Lettre à Louise Colet, 23 décembre 1853
Flaubert aime aussi utiliser la métaphore du cheval pour décrire l’acte de l’écriture. Sa plume d’oie est comparée à un destrier, parfois véloce ou rétif, qu’il convient de mener avec fermeté, et, pour peu que l’entente avec son cavalier soit bonne, serait bien capable d’emmener les deux compagnons au Paradis des écrivains.
« Je suis humilié nom de Dieu – & humilié par devers moi de la rétivité de ma plume. – il faut la gouverner comme les mauvais chevaux qui refusent – On les serre de toute sa force à les étouffer– & ils cèdent. »

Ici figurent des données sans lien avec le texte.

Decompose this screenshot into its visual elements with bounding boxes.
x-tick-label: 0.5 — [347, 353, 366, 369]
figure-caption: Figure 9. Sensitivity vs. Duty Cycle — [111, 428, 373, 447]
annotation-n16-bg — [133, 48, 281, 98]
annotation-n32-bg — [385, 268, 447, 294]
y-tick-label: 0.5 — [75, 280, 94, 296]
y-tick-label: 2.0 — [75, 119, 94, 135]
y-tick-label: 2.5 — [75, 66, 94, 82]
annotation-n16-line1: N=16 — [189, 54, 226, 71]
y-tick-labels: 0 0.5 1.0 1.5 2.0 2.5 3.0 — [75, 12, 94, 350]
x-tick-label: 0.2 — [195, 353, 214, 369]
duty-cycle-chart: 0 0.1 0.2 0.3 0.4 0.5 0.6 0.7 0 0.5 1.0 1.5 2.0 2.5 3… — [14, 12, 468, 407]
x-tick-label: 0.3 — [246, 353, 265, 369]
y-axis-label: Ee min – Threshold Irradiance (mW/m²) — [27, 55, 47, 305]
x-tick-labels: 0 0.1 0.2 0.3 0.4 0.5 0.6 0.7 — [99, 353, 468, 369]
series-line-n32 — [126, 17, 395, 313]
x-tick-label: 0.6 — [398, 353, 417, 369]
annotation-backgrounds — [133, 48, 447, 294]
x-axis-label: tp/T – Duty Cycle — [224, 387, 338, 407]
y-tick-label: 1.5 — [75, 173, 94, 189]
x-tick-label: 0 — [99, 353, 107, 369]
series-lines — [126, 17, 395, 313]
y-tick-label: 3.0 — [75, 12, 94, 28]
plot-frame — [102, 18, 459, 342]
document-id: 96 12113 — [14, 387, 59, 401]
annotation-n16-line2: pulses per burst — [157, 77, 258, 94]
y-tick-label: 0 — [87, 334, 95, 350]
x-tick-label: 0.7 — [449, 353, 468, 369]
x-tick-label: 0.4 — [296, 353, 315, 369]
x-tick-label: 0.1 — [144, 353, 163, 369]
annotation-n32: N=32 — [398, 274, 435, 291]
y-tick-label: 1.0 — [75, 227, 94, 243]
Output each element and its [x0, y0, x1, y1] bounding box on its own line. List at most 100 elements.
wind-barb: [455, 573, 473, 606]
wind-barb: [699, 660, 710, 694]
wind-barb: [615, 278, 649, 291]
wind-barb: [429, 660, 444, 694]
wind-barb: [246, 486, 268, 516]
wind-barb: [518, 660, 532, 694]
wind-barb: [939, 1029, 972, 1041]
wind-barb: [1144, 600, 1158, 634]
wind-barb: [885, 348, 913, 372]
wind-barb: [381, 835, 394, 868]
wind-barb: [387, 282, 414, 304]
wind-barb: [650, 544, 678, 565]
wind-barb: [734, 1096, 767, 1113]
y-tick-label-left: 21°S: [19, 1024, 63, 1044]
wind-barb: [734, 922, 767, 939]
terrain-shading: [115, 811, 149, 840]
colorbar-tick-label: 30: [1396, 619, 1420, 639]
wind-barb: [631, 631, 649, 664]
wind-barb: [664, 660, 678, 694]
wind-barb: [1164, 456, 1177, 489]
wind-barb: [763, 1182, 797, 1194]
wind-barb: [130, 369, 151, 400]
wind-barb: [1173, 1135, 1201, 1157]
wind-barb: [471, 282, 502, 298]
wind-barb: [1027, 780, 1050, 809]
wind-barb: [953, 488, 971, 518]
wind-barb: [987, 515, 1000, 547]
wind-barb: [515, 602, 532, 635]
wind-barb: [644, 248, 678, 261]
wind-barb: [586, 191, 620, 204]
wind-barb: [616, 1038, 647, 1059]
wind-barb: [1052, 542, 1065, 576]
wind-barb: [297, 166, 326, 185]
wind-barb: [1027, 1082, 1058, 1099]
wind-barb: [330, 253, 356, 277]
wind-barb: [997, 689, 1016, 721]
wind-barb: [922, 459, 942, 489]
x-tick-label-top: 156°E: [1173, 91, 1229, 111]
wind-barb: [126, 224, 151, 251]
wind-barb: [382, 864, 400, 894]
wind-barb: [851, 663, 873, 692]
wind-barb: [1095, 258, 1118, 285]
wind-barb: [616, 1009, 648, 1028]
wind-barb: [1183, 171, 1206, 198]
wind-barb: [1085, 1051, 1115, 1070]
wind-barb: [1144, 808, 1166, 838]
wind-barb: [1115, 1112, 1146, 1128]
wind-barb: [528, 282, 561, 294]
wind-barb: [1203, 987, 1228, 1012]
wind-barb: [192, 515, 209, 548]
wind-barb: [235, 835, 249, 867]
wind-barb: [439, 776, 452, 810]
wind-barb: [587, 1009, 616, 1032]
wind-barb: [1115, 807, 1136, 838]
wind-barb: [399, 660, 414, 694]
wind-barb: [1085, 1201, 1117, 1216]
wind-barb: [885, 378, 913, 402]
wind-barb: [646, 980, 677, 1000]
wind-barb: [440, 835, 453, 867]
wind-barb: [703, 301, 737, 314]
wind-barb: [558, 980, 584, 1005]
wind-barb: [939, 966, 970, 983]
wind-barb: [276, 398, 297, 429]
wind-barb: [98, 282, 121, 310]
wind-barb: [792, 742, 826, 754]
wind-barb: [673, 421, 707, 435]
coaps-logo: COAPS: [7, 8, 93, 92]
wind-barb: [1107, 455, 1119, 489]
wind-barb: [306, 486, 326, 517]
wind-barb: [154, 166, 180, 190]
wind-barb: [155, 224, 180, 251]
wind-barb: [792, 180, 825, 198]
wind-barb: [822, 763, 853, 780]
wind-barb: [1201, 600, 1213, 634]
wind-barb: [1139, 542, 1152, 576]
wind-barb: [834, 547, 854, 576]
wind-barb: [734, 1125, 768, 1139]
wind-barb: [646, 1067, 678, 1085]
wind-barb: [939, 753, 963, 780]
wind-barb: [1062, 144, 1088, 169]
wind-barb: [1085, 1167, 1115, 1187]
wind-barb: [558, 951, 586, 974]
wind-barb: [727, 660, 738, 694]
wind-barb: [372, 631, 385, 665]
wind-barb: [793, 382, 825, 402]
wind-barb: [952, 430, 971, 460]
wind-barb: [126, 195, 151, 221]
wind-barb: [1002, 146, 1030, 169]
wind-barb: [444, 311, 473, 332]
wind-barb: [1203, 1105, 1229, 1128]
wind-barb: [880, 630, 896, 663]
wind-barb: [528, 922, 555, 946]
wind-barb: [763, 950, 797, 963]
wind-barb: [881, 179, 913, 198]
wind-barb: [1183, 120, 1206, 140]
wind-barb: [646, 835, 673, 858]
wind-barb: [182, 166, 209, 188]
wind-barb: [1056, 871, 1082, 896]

Lettre à Louise Colet, 12 septembre 1853
Eugène Delacroix, “Chevaux sortant de la mer”. 1860. Phillips Collection, Washington.
Ou encore :
« J’ai la tête en feu, comme il me souvient de l’avoir eue après de longs jours passés à cheval. C’est que j’ai aujourd’hui rudement chevauché ma plume. J’écris depuis midi et demi sans désemparer (sauf de temps à autre pendant cinq minutes pour fumer une pipe, et une heure tantôt pour dîner). Mes comices m’embêtaient tellement que j’ai lâché là, pour jusqu’à ce qu’ils soient finis, grec et latin. Et je ne fais plus que ça à partir d’aujourd’hui. Ça dure trop ! Il y a de quoi crever, et puis je veux t’aller voir.